Dominant Australian companies in concentrated industries outperform those in industries where competition is more intense by six per cent, according to research by the Centre for International Finance and Regulation (CIFR).
Industry Concentration, Excess Returns and Innovation in Australia is the title of a forthcoming paper co-authored by Professor David Gallagher.
The paper was based on data covering 35 years and 25 major industry sectors.
However, the research is at odds with a comparable study which found US firms in concentrated industries with limited competitive pressure underperform by approximately four per cent per annum compared with those firms with greater competition, said CIFR.
Mr Gallagher and the co-authors of the Australian study, Dr Katja Ignatieva and Dr James McCulloch, said the contradiction between their research and the US study reflects the differences in market size and the degree of competition between the US and Australian industrial sectors.
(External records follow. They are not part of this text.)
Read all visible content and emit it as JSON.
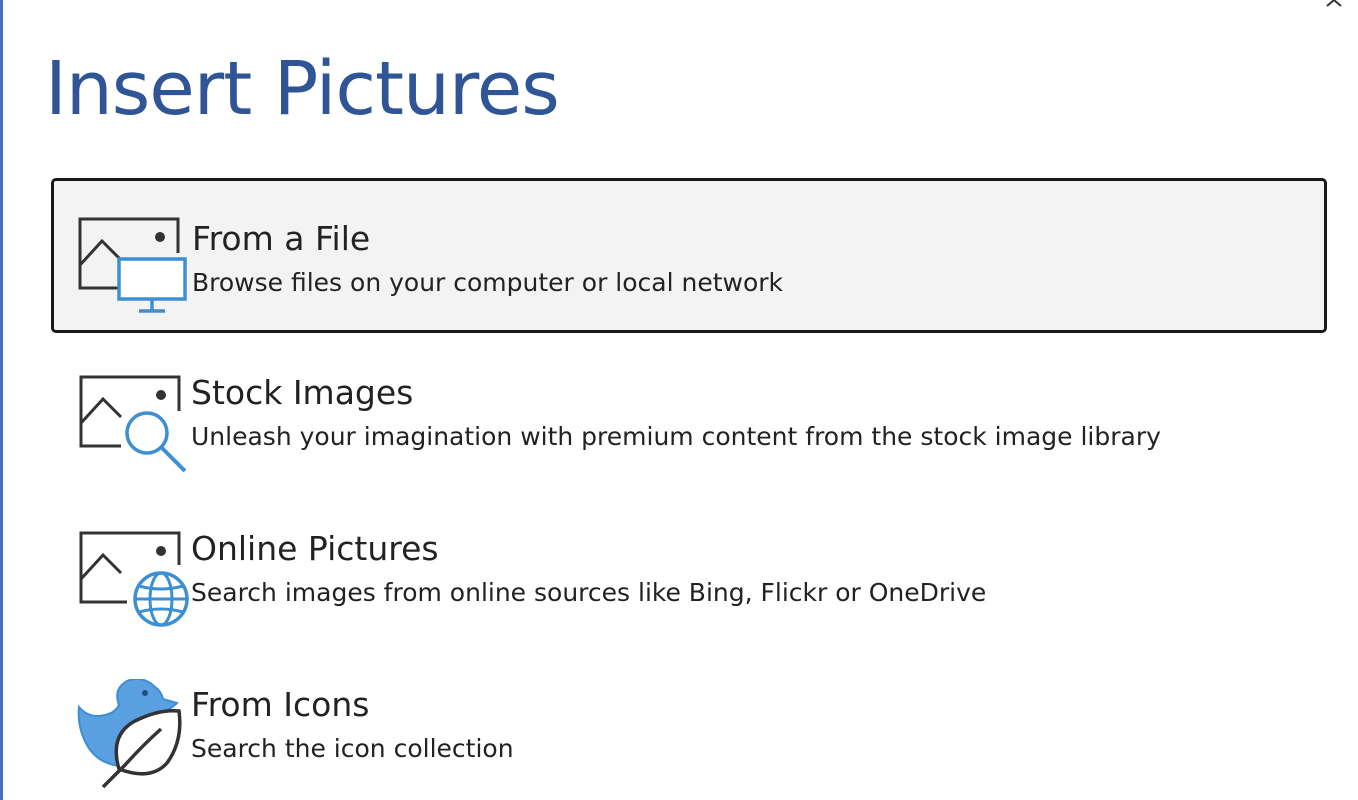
{
  "dialog": {
    "title": "Insert Pictures",
    "close_icon": "close-icon",
    "accent_color": "#2f5597",
    "icon_blue": "#3d8fd4"
  },
  "options": [
    {
      "name": "From a File",
      "description": "Browse files on your computer or local network",
      "icon": "picture-computer-icon",
      "selected": true
    },
    {
      "name": "Stock Images",
      "description": "Unleash your imagination with premium content from the stock image library",
      "icon": "picture-search-icon",
      "selected": false
    },
    {
      "name": "Online Pictures",
      "description": "Search images from online sources like Bing, Flickr or OneDrive",
      "icon": "picture-globe-icon",
      "selected": false
    },
    {
      "name": "From Icons",
      "description": "Search the icon collection",
      "icon": "duck-leaf-icon",
      "selected": false
    }
  ]
}
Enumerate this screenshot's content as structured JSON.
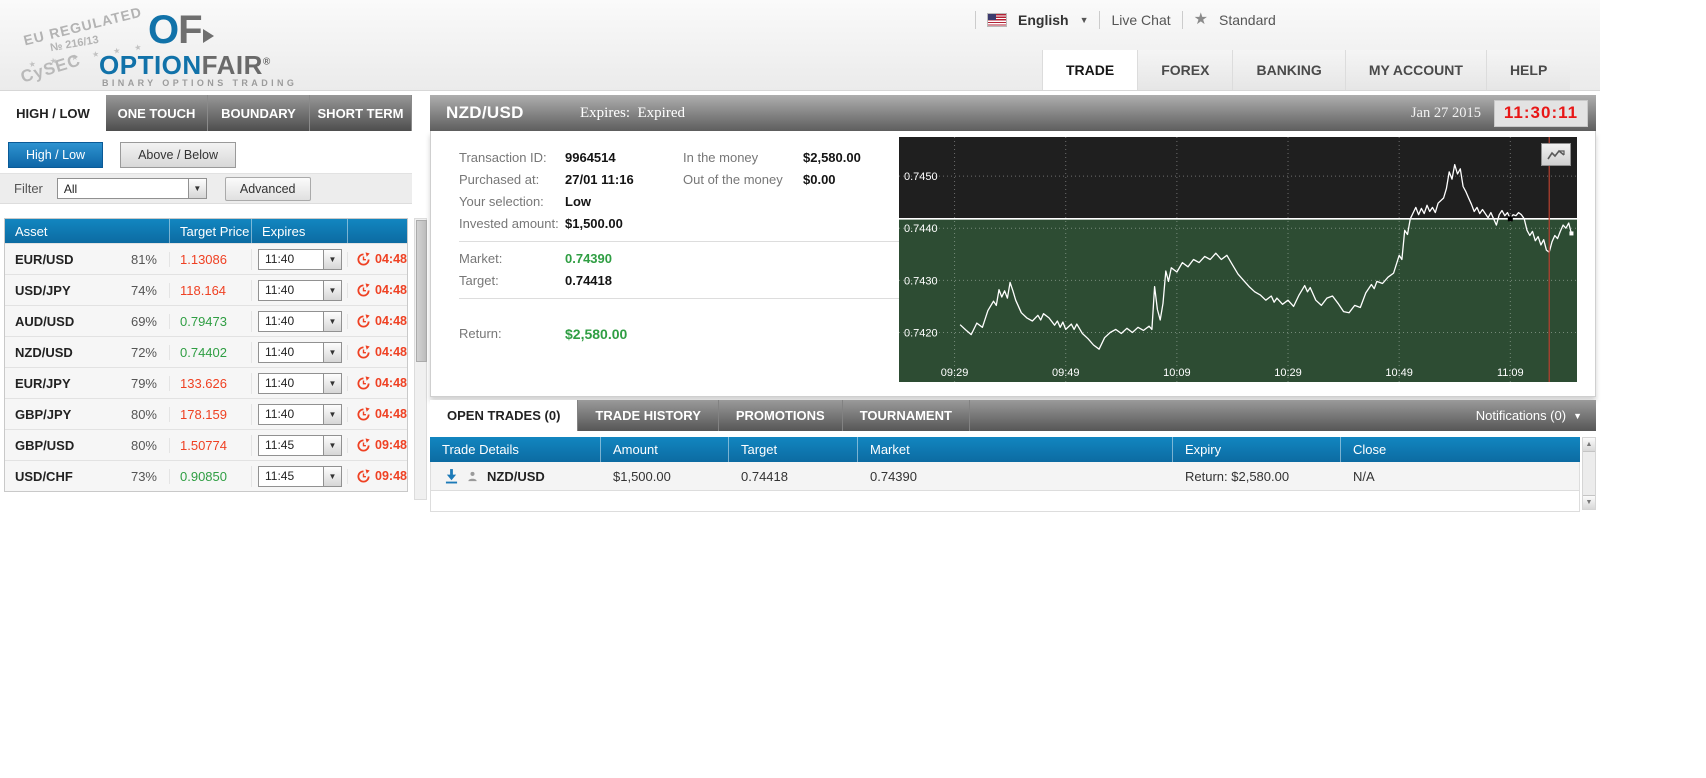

This impacts the ability of companies in the two countries to “generate monopoly profits and invest in innovation”, he said.
Mr Gallagher said competition policy is critical to the national economy, however, since it is an “important driver in achieving the economic goals of productivity and efficiency, and serves as a catalyst for sustained economic growth and development, as well as innovation”.
“Competition in securities markets has been a contentious topic in Australia, and will be the focus of the next wave of CIFR research,” he said.